Pianist composer Bill Laurance loved Brad Mehldau's record The Art of the Trio and listened to Radiohead and Roni Size as a teenager which, he says, is reflected in chords on the middle section of track one, The Good Things. That's from his live album, recorded on November 24, 2018 at the Philharmonie, Cologne in the august company of the WDR Big Band.

"For the piano solo I wanted to reference Roni Size's Brown Paper Bag, a popular U.K. drum and bass track," writes Bill, continuing his elaboration on The Good Things. "But with the approach of Tony Williams during the Miles Davis quintet era: it’s a drum and bass groove within a more open, free jazz dialogue."

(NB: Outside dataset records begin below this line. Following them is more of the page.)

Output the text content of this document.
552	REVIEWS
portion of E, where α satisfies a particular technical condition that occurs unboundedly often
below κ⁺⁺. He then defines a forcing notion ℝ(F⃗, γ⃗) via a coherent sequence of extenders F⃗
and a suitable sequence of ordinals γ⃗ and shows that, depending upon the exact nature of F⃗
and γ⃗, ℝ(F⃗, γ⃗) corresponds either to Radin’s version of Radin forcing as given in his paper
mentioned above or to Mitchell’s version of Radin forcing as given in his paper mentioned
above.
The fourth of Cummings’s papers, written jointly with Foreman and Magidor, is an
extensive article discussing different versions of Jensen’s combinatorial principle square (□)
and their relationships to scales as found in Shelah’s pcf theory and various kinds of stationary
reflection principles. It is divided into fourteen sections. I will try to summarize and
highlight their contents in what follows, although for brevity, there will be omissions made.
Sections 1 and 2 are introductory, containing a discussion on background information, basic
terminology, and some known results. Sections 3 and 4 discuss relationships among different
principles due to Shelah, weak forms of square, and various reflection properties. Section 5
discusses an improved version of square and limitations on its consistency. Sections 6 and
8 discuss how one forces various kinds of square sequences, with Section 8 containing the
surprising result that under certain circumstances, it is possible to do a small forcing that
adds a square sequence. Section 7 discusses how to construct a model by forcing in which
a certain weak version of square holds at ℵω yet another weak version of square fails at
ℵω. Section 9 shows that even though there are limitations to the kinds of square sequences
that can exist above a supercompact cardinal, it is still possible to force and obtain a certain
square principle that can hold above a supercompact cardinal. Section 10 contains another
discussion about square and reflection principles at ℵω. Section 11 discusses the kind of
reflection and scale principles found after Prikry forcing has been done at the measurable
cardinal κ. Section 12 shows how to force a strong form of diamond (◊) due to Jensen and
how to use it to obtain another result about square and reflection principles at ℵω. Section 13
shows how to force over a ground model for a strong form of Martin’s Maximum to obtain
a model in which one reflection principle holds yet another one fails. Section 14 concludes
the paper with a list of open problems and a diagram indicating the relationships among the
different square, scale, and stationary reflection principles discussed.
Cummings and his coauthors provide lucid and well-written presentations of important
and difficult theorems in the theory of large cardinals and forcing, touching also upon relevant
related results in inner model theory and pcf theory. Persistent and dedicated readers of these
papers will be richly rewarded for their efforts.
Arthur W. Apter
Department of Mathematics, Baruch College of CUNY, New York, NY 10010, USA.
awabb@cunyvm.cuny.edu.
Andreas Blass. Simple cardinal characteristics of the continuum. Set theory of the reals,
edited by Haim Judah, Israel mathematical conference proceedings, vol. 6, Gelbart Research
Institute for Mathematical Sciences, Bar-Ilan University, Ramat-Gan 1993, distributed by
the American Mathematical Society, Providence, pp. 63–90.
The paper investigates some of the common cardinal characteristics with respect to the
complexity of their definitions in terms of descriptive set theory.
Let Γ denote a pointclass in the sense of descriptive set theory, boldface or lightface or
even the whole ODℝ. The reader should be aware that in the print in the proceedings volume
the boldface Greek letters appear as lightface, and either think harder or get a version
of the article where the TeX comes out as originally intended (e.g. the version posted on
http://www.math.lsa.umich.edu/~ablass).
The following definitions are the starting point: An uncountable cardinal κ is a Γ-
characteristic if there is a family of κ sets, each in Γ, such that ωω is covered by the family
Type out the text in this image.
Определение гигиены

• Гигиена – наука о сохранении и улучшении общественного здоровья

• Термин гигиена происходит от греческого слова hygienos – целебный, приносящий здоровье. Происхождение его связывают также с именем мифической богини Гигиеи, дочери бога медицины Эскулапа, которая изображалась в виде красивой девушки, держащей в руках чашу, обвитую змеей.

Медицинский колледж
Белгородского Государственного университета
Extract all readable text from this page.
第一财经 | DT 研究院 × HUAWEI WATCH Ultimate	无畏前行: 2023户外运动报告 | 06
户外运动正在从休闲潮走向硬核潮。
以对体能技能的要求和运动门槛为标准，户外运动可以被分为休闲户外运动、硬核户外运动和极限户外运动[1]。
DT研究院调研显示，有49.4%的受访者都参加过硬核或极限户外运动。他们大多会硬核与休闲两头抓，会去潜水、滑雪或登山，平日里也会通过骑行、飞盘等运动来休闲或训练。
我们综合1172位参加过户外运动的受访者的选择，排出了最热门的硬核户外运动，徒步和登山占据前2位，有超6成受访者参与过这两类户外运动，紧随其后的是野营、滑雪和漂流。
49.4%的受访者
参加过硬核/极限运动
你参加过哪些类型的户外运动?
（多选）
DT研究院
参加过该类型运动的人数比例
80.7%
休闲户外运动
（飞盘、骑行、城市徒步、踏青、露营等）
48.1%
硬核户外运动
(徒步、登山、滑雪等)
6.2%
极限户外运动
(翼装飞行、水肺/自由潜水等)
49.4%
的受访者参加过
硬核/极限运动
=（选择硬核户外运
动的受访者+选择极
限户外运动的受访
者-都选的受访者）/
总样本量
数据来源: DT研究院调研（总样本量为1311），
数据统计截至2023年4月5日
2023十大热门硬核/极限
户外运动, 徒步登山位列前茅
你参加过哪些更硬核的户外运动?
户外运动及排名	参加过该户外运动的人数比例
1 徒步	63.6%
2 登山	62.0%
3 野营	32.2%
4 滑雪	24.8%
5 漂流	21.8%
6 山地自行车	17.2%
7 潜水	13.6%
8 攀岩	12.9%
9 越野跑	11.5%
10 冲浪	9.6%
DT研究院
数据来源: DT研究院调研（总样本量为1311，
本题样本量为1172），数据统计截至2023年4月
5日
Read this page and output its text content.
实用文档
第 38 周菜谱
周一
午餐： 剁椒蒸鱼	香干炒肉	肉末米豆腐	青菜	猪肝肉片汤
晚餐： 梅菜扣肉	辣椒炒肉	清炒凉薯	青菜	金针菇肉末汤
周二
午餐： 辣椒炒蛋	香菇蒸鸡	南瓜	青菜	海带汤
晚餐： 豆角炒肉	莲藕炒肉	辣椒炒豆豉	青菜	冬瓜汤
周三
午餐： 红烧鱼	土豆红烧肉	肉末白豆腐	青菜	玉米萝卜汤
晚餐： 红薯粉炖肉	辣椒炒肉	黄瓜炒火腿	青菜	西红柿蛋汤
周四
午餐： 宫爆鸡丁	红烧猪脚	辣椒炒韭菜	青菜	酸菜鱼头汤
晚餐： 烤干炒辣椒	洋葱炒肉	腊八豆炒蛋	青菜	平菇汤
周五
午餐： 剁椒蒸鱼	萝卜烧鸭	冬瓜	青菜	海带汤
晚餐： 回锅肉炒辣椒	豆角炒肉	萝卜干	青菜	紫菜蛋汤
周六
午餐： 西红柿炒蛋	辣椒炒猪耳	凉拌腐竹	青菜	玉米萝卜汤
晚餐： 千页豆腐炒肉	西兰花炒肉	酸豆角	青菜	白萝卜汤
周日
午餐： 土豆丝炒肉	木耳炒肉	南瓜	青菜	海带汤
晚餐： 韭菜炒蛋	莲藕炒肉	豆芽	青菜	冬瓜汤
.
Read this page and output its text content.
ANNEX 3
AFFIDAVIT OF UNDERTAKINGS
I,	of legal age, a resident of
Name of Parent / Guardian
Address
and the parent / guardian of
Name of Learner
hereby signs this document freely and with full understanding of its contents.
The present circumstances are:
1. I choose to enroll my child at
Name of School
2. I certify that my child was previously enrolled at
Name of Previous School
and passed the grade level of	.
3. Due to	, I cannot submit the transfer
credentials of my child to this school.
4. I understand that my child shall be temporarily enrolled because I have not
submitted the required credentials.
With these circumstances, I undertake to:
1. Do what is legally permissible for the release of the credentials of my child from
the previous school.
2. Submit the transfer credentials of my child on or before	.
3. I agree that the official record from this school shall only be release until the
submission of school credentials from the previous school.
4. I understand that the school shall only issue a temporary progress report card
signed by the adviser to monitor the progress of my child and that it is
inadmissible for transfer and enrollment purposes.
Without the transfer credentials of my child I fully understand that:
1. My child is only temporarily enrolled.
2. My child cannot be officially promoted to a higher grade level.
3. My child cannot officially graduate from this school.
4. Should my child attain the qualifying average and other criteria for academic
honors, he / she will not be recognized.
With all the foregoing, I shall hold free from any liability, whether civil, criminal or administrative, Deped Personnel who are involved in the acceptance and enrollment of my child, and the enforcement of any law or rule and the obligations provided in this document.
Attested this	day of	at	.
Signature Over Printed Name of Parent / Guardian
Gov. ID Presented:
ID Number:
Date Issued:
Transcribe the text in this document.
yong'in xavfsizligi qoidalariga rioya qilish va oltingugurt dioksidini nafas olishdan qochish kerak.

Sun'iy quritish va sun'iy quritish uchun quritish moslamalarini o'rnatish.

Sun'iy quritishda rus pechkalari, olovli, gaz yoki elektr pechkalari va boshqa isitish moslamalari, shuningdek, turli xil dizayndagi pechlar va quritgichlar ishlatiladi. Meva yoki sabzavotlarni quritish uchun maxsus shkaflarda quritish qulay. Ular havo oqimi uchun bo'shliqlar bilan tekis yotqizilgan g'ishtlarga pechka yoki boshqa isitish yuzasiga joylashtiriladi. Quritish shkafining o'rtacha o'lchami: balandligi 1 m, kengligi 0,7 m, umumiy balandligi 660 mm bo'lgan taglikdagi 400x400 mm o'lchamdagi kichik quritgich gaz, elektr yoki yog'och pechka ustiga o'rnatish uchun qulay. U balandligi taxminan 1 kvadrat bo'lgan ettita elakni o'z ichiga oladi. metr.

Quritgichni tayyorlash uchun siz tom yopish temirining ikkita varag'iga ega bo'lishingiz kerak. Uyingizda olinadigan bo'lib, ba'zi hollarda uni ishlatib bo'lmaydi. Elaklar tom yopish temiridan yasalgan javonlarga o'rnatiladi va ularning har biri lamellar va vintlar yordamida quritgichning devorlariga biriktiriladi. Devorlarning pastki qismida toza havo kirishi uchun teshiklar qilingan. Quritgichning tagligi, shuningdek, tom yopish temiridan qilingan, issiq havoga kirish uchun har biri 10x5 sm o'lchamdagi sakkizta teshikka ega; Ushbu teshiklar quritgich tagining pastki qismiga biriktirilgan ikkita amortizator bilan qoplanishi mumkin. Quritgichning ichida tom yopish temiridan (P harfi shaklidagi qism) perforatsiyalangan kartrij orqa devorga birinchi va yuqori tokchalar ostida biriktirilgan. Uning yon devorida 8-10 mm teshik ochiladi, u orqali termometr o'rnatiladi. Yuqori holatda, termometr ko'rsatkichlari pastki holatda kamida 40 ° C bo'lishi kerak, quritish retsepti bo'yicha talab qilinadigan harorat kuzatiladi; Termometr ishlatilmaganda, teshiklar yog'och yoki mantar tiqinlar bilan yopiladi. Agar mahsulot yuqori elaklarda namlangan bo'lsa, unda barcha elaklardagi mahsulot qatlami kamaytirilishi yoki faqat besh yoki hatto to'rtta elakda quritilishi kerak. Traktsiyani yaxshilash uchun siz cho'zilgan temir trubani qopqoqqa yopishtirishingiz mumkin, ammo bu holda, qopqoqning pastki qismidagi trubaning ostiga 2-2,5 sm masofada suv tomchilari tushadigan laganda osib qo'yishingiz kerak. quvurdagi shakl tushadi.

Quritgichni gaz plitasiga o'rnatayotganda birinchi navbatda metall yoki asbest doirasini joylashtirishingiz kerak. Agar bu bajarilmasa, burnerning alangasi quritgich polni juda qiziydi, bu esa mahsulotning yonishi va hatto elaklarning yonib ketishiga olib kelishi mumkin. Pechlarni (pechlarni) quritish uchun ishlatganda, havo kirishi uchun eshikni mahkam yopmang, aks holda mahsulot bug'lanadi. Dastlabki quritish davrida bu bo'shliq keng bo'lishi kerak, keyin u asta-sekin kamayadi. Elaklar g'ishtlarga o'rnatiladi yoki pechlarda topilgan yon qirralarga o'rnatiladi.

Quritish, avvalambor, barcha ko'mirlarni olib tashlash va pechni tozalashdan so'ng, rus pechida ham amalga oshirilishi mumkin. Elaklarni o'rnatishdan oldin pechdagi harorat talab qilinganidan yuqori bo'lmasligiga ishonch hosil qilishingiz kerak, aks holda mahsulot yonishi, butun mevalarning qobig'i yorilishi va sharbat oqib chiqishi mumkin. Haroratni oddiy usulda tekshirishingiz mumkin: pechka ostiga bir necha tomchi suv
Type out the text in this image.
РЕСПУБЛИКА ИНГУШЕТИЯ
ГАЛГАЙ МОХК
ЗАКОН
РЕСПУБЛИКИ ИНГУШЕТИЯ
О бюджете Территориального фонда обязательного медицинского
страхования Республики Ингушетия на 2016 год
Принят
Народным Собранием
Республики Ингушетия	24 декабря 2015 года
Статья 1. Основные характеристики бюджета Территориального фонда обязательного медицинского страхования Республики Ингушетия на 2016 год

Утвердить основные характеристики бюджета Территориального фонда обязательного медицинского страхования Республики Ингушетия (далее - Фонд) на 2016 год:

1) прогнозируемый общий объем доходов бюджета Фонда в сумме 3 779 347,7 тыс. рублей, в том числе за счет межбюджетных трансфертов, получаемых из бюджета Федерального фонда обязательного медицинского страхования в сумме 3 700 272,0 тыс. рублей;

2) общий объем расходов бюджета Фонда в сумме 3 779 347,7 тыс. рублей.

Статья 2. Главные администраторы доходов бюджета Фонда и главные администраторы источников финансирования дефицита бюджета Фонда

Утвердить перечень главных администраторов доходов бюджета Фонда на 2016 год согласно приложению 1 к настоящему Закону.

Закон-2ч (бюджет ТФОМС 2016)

I will take his word for it, but let's cut to the chase - the generally upbeat pleasant stuff on show here suggests the kind of film music Donald Fagen and Walter Becker might have written, had they been asked. There are other things going on here too in the mind of this eclectic music fan, a man open to all and sundry manner of influence.

He also cites the influence of the Norfolk-born composer EJ Moeran, whose father was Irish and much of whose music bore an Irish imprint. Laurance believes that music from eighties TV show The A-Team has also filtered into the sound. These are wildly disparate influences which the average listener will not discern, but let us give him the benefit of the doubt and accept they are in there.

Red Sand, for instance, opens with a dialogue between Laurance's piano and Bodek Jania's tabla. The tune was originally inspired by a Moroccan rhythm which Laurance recorded on his phone in the main square of Marrakesh.

It's not as exotic as it all sounds - these are symphonic soundscapes, scenic ships passing in the German night under a slick moonlight. Mississippi John Hurt fans might prefer something rawer, looser, let's put it that way.